The bone of contention and the reason for disqualification was Navayuga’s close business ties with Athena. In 2013, Navayuga invested ₹235.35 crore through its wholly owned subsidiary Regina Infrastructure for 21.55 per cent stake in Athena. Subsequently, in 2016, an MoU was signed stipulating further investment by Navayuga for an equity share of 51 per cent in Athena.

In 2013, Athena’s loans were declared a NPA On October 22, 2017, Navayuga transferred its entire shareholding in RIPL to two other individuals. Soon after, insolvency proceedings were initiated against Athena by Indian Bank, a short-term lender, triggering the Corporate Insolvency Resolution Process (CIRP) on October 29, 2017.

Navayuga submitted a resolution plan for the lenders’ consideration and approval. However, the committee of creditors informed Navayuga that it was not eligible to submit a resolution plan under Section 29A(c) of the IBC. Navayuga argued that the objective of Section 29A(c) was to disqualify only those individuals or promoters who caused or were responsible for the corporate debtor’s account being declared NPA. It said that Athena’s account was classified as an NPA long before the 2016 MoU. Further, Navayuga also argued that it did not have any control over Athena either before or after the signing of the MoU in 2016.

The rationale behind Navayuga’s arguments was that the MoU entered in 2016 was merely a conditional contract which never saw the light of the day. Navayuga also underscored fact that it had transferred 100 per cent shareholding in RIPL prior to the initiation of CIRP.

When the IBC was enacted, the concern was that individuals who contributed to the default of a company could misuse the Code to gain control of the company after forcing heavy ‘haircuts’ by the lenders. To prevent such individuals from misusing the law, Section 29A was brought in.

The NCLAT opined that given the object of Section 29A(c), giving a restrictive interpretation to the provision would be incorrect.

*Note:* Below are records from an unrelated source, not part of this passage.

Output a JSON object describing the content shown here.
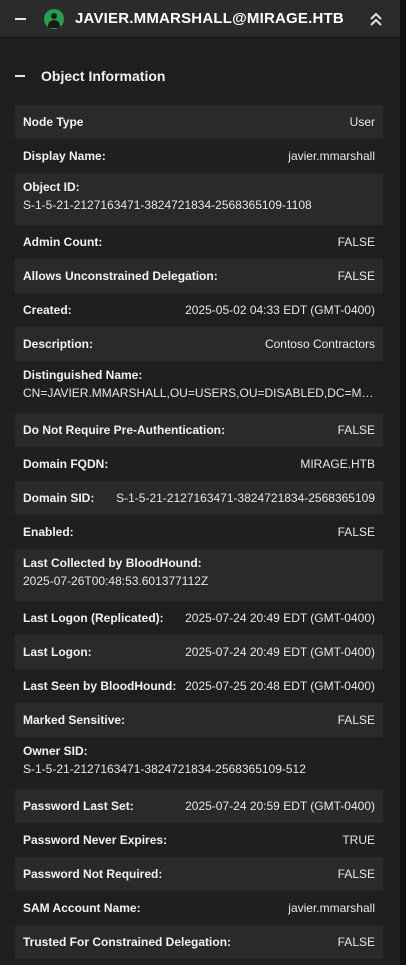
{
  "header": {
    "title": "JAVIER.MMARSHALL@MIRAGE.HTB",
    "collapse_icon": "minus-icon",
    "user_icon": "user-icon",
    "expand_icon": "double-chevron-up-icon",
    "user_icon_color": "#22a34a"
  },
  "section": {
    "title": "Object Information",
    "collapse_icon": "minus-icon"
  },
  "properties": [
    {
      "label": "Node Type",
      "value": "User"
    },
    {
      "label": "Display Name:",
      "value": "javier.mmarshall"
    },
    {
      "label": "Object ID:",
      "value": "S-1-5-21-2127163471-3824721834-2568365109-1108"
    },
    {
      "label": "Admin Count:",
      "value": "FALSE"
    },
    {
      "label": "Allows Unconstrained Delegation:",
      "value": "FALSE"
    },
    {
      "label": "Created:",
      "value": "2025-05-02 04:33 EDT (GMT-0400)"
    },
    {
      "label": "Description:",
      "value": "Contoso Contractors"
    },
    {
      "label": "Distinguished Name:",
      "value": "CN=JAVIER.MMARSHALL,OU=USERS,OU=DISABLED,DC=MIRA..."
    },
    {
      "label": "Do Not Require Pre-Authentication:",
      "value": "FALSE"
    },
    {
      "label": "Domain FQDN:",
      "value": "MIRAGE.HTB"
    },
    {
      "label": "Domain SID:",
      "value": "S-1-5-21-2127163471-3824721834-2568365109"
    },
    {
      "label": "Enabled:",
      "value": "FALSE"
    },
    {
      "label": "Last Collected by BloodHound:",
      "value": "2025-07-26T00:48:53.601377112Z"
    },
    {
      "label": "Last Logon (Replicated):",
      "value": "2025-07-24 20:49 EDT (GMT-0400)"
    },
    {
      "label": "Last Logon:",
      "value": "2025-07-24 20:49 EDT (GMT-0400)"
    },
    {
      "label": "Last Seen by BloodHound:",
      "value": "2025-07-25 20:48 EDT (GMT-0400)"
    },
    {
      "label": "Marked Sensitive:",
      "value": "FALSE"
    },
    {
      "label": "Owner SID:",
      "value": "S-1-5-21-2127163471-3824721834-2568365109-512"
    },
    {
      "label": "Password Last Set:",
      "value": "2025-07-24 20:59 EDT (GMT-0400)"
    },
    {
      "label": "Password Never Expires:",
      "value": "TRUE"
    },
    {
      "label": "Password Not Required:",
      "value": "FALSE"
    },
    {
      "label": "SAM Account Name:",
      "value": "javier.mmarshall"
    },
    {
      "label": "Trusted For Constrained Delegation:",
      "value": "FALSE"
    }
  ]
}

In this regard, reliance was placed on the decision in ArcelorMittal India Pvt Ltd vs Satish Kumar Gupta to observe that Section 29(A) applied to not only those who led the corporate debtor to slip into NPA status but would also apply to those who despite being control, were either avoiding or not taking any steps to pull out the corporate debtor from financial misery and de-classify the account of NPA.

NCLAT felt that the MoU could not be read to mean that the management and control of Athena was to be given to Navayuga only upon fulfilment of certain contingencies—so, Navayuga may be right in arguing that it was not a promoter of Athena from the beginning. However, after the execution of the MoU in 2016, Navayuga was given control and management of Athena. Thus, Navayuga was held to be ineligible to submit the resolution plan under Section 29A(c) of IBC.

The NCLAT’s decision marks a significant development in strengthening jurisprudence concerning the prohibition outlined in Section 29 of the IBC, shedding light on its interpretation and application in insolvency resolution process.